Mette Krag| Anders Perner| Jørn Wetterslev| Matt P. Wise| Mark Borthwick| Stepani Bendel| Colin McArthur| Deborah Cook| Niklas Nielsen| Paolo Pelosi| Frederik Keus| Anne Berit Guttormsen| Alma D. Moller| Morten Hylander Møller
Original
Volume 41, Issue 5 / May , 2015

Pages 833 - 845

Abstract

Purpose

To describe the prevalence of, risk factors for, and prognostic importance of gastrointestinal (GI) bleeding and use of acid suppressants in acutely ill adult intensive care patients.

Methods

We included adults without GI bleeding who were acutely admitted to the intensive care unit (ICU) during a 7-day period. The primary outcome was clinically important GI bleeding in ICU, and the analyses included estimations of baseline risk factors and potential associations with 90-day mortality.

Results

A total of 1,034 patients in 97 ICUs in 11 countries were included. Clinically important GI bleeding occurred in 2.6 % (95 % confidence interval 1.6–3.6 %) of patients. The following variables at ICU admission were independently associated with clinically important GI bleeding: three or more co-existing diseases (odds ratio 8.9, 2.7–28.8), co-existing liver disease (7.6, 3.3–17.6), use of renal replacement therapy (6.9, 2.7–17.5), co-existing coagulopathy (5.2, 2.3–11.8), acute coagulopathy (4.2, 1.7–10.2), use of acid suppressants (3.6, 1.3–10.2) and higher organ failure score (1.4, 1.2–1.5).

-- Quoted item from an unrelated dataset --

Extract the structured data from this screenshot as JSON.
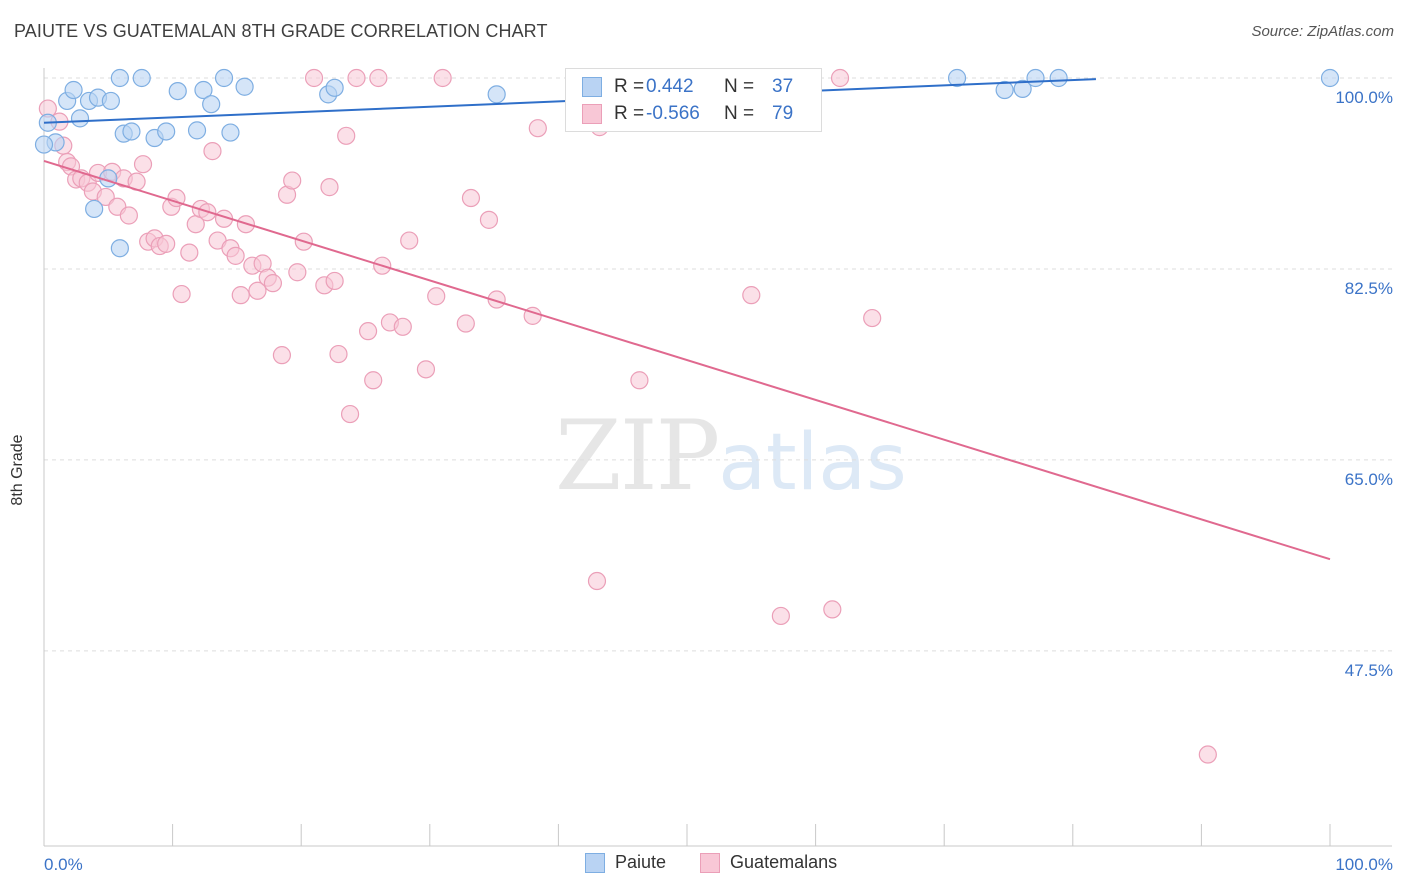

In ICU, 73 % (71–76 %) of patients received acid suppressants; most received proton pump inhibitors. In patients with clinically important GI bleeding, crude and adjusted odds for mortality were 3.7 (1.7–8.0) and 1.7 (0.7–4.3), respectively.

Conclusions

In ICU patients clinically important GI bleeding is rare, and acid suppressants are frequently used. Co-existing diseases, liver failure, coagulopathy and organ failures are the main risk factors for GI bleeding. Clinically important GI bleeding was not associated with increased adjusted 90-day mortality, which largely can be explained by severity of comorbidity, other organ failures and age.